CUMA HUTBESİ
Hutbe- Ramazan Ayı, Zekat, Fıtra ve İnfak
05 Eylül 2008Muhterem Müslümanlar,
Yüce Allah Kur’an’ında buyuruyor ki: “Mallarını Allah yolunda harcayanların durumu, yedi başak bitiren ve her başakta yüz tane bulunan bir tohum gibidir. Allah dilediğine kat kat verir. Allah lütfu geniş olandır, hakkıyla bilendir.” [2:261] Allah yolunda harcanan malların başında da Zekat ibadetinin edası için sarfedilen mallar gelir.
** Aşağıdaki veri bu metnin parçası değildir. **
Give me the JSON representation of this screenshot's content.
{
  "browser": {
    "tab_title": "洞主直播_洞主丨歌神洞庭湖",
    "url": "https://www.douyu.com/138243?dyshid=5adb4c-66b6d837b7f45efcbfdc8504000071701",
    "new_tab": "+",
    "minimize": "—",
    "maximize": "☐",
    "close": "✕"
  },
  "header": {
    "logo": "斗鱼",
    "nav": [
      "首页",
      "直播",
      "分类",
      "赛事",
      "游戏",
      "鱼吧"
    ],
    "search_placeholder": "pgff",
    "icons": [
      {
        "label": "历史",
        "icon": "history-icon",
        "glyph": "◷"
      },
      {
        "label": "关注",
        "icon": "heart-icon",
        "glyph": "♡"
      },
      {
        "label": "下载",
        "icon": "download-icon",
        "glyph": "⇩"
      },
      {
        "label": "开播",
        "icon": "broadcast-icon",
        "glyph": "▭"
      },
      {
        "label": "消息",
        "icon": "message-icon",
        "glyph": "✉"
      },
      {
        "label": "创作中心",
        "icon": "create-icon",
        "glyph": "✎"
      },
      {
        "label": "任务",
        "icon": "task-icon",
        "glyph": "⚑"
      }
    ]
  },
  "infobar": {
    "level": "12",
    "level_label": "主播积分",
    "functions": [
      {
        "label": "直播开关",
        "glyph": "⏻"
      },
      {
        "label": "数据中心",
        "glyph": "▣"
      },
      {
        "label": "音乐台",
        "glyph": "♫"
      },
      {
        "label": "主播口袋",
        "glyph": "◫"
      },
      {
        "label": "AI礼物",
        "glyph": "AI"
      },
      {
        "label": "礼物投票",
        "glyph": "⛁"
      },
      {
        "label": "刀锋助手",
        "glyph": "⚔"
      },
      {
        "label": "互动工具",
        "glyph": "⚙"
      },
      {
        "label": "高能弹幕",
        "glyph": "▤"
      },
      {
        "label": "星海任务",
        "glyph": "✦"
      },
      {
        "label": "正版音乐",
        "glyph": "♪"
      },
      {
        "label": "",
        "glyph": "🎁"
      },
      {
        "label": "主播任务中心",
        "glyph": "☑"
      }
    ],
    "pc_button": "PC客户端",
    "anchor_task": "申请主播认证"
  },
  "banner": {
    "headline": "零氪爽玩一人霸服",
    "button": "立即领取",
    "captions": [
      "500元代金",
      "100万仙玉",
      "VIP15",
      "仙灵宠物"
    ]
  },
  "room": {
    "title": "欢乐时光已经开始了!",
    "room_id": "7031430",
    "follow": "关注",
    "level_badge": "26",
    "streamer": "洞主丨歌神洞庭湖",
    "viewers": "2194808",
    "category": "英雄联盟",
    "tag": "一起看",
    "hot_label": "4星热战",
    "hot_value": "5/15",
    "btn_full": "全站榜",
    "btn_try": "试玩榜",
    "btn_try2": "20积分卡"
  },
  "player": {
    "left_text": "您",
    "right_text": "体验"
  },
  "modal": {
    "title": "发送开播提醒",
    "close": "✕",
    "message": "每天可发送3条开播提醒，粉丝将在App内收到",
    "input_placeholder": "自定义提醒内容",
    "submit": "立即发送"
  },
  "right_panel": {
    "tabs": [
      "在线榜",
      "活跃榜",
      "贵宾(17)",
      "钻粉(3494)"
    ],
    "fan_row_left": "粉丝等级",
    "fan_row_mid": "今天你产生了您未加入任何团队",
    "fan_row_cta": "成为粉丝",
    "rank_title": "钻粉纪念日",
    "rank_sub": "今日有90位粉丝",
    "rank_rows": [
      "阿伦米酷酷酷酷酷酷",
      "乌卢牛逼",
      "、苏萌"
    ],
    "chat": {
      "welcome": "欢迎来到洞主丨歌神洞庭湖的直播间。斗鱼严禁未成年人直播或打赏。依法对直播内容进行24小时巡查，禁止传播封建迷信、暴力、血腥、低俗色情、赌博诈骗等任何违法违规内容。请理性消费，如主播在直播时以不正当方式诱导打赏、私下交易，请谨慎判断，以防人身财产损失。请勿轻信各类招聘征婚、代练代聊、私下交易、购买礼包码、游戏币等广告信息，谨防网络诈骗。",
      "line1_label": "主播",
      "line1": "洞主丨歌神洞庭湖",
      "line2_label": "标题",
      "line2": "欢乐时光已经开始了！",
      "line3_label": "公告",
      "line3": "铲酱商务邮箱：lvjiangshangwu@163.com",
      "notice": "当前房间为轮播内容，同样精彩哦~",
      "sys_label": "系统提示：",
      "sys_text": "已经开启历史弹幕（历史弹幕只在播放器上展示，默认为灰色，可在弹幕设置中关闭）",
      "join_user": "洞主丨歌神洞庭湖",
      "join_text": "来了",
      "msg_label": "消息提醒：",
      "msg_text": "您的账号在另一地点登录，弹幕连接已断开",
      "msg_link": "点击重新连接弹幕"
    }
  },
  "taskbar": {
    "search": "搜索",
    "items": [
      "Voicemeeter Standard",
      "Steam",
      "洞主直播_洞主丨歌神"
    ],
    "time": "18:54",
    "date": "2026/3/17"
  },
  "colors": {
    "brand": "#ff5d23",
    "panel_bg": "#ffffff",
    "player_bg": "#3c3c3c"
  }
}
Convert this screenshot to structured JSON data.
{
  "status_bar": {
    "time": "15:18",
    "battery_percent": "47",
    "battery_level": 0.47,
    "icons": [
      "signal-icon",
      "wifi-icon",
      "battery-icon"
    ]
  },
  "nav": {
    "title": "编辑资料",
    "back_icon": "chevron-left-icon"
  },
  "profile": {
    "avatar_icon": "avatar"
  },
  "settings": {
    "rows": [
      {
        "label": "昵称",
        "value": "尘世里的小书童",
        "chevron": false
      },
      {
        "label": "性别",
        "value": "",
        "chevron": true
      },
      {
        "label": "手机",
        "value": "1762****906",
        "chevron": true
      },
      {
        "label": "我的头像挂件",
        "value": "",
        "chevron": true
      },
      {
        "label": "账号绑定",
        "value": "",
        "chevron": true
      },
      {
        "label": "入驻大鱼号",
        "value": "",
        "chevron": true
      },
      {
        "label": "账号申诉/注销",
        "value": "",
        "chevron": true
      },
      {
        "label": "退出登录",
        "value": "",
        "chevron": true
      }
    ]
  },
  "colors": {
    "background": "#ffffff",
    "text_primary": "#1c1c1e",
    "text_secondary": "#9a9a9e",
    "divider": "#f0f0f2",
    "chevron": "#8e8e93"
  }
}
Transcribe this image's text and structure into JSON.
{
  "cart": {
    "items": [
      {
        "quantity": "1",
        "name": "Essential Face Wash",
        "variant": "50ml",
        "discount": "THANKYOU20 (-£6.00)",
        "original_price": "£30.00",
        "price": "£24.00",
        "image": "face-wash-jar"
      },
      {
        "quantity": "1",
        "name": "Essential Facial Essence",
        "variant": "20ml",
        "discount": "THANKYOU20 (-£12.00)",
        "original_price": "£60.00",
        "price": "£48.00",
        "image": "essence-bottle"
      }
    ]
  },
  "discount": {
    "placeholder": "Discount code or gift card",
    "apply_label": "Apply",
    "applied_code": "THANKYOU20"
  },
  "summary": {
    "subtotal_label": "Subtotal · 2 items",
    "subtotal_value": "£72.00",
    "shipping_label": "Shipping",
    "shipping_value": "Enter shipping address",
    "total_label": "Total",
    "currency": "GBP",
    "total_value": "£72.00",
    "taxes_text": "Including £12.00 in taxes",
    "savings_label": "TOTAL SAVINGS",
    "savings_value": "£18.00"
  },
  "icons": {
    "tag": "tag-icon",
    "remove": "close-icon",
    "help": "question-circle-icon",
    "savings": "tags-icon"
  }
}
Devamında ise vacip olan sadakalar ve Allah rızası için yapılacak infaklar hatırımıza gelir. Zekat, İslam’ın beş temel esasından ve dört büyük ibadetinden biridir ve hemen namaz ibadetini takip eder. Dinen zengin sayılan Müslümanların, yine Cenab-ı Hakk’ın Kur’an-ı Kerim’de belirlediği 8 sınıf insana kendi mülkü olan mallarından farz olarak vermesi gerekli olan ibadettir. İslam’ın bu güzel emri, bir ibadet anlayışıyla, şuurlu bir şekilde yerine getirildiği zaman, hem bir farz ibadet yerine gelmiş hem de toplumda biribirlerini gözeten ve destekleyen merhamet ve sevgi yumağı oluşmuş olur. Bundan da toplumda huzur ve bereket meydana gelir.
Sevgili kardeşlerim,
Vacip infakların başında da “Fıtır” sadakası gelir ki, bu ibadetin eda ediliş zamanı da Ramazan Ayı’dır. Ancak öteden beri Müslümanlar, zekatı da Ramazan’da eda ederek, Ramazan ayının feyiz ve bereketinin daha da artmasını arzularlar. Diğer yandan da geçim sıkıntısı içerisinde oruç tutmaya çalışan fakir ve fukaranın gönül rahatlığı ile oruç tutmalarına zemin hazırlamış olurlar. Zaten bundan dolayı da Oruç ve Kur’an ayı olan Ramazan Ayı, Zekat ve Fıtır sadakasının da bu ibadetlere dahil olması ile bir ibadetler cümbüşü haline gelir. Feyiz ve bereketin zirvesine ulaşan müminler, haklı olarak bayrama cehennem azabından kurtularak kavuşmuş olurlar.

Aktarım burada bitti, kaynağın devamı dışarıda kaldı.